UK coronavirus 'superspreader' case shows importance of international cooperation
Daniel Harries
Transport hubs are being scrutinized for infected people (Credit: Firdia Lisnawati/AP)

Transport hubs are being scrutinized for infected people (Credit: Firdia Lisnawati/AP)

A British businessman who unwittingly spread the novel coronavirus as he traveled across the world is highlighting the challenges of containment in an interconnected world.  

Steve Walsh, identified after releasing a statement from London's St Thomas's hospital where he is in quarantine, is linked to all but two of the eight coronavirus cases confirmed in the UK.  

After recovering from the illness, Walsh praised the NHS for their care and expressed his sympathies "with others who have contracted coronavirus."

Walsh is believed to have been infected during a recent trip to Singapore. From there he traveled to a ski resort in the French Alps, before returning to the UK.  

Five Britons who stayed with him in the Alps have already been diagnosed with the illness. A sixth person, who stayed at the lodge, discovered they were infected when they returned home to the Spanish island of Mallorca.  

Medical authorities are now trying to track down the 90 people who attended the Singapore conference alongside Walsh, as they "may go on to initiate chains of infection in their home countries," Nathalie MacDermott, a clinical lecturer at King's College London, told AP. 

The Walsh case is similar to that of an infected Chinese woman who traveled to a meeting at a German auto parts company in Bavaria. Following her visit, the virus spread to a dozen employees and their family members.  

So-called "superspreader" cases, where subjects infect multiple people often as they travel between countries and regions, highlight the importance of international cooperation in containing the virus.  

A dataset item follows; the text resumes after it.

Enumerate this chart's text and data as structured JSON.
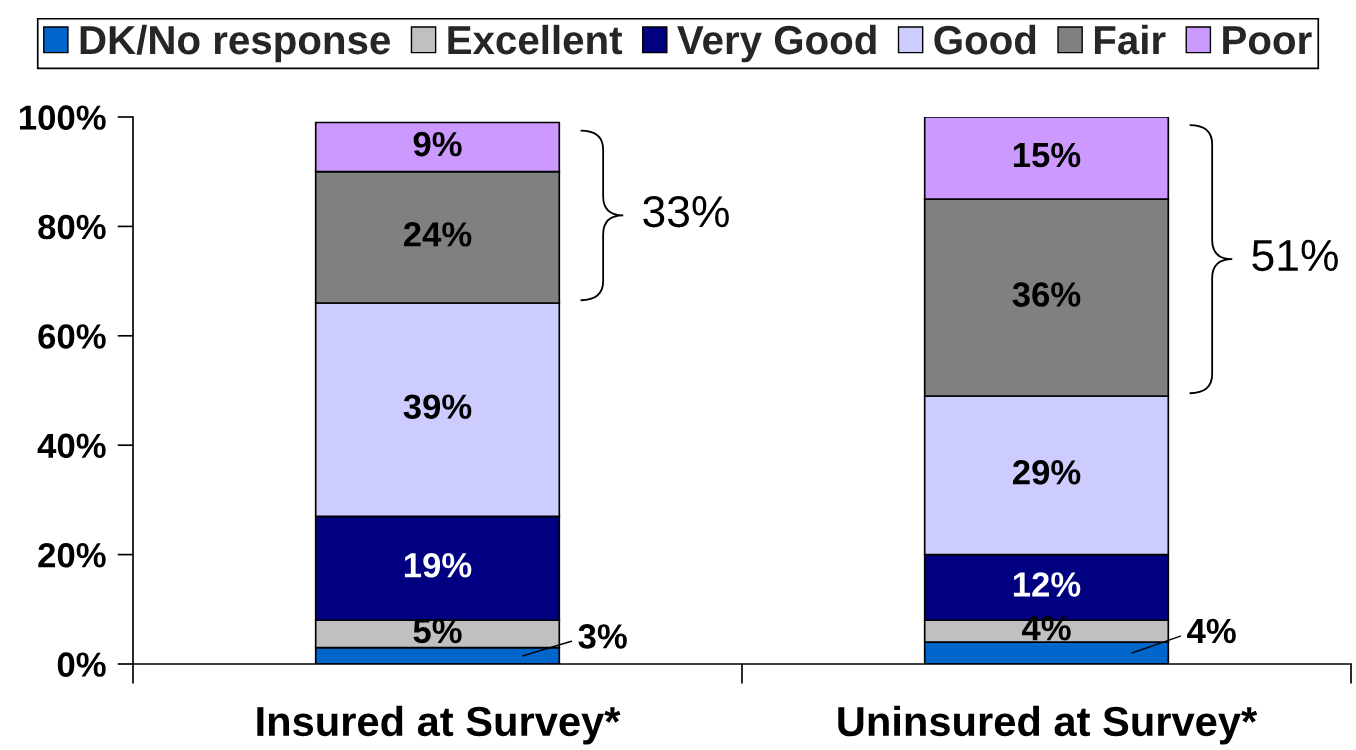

"The detection of this small number of cases could be the spark that becomes a bigger fire, but for now it's only a spark," WHO Director-General Tedros Adhanom Ghebreyesus told reporters, adding: "Our objective remains containment. We call on all countries to use the window of opportunity we have to prevent a bigger fire." 

Walsh flew to Singapore for a 20-22 January event at the Grand Hyatt hotel, sponsored by his employer.  

Following the conference, AP has reported that Singapore's Ministry of Health informed the hotel that three people who attended had tested positive for the virus when returning to their home countries of Malaysia, South Korea and the UK.  

The hotel said that 94 foreigners stayed at the premises over the time in question including individuals from Wuhan, the Chinese city at the center of the outbreak.  

One of those infected was Walsh, who flew to France from Singapore before he displayed any symptoms, joining his family at a ski resort in the Mont Blanc region. Five Britons, including a nine-year-old boy, who stayed with Walsh have been diagnosed with the virus.   

The outbreak prompted French health authorities to test 61 other children and family members at the resort, but they all tested negative. 

Another man, who also stayed at the resort, was diagnosed as being infected after returning home to Mallorca. 

Walsh arrived at London Gatwick airport on 28 January, on an easyJet flight from Geneva. AP reported the airline did not disclose how many people were aboard but said England's public health agency was contacting all passengers who were seated near the man. 

Once back in the UK, the subject went to a yoga class and then visited The Grenadier pub in the city of Brighton and Hove in southern England. Pub representatives said they were told by the public health agency there was a "minimal ongoing risk of infection" to guests or staff. 

Brighton's Argus newspaper reported that a school in the area, Portslade Community Academy, said one of its students has been told to "self isolate." 

"It does appear that the index case has passed on the infection to an unusually large number of contacts," Andrew Freedman, an expert on infectious diseases at Cardiff University, told AP. "As such, he could be termed a superspreader."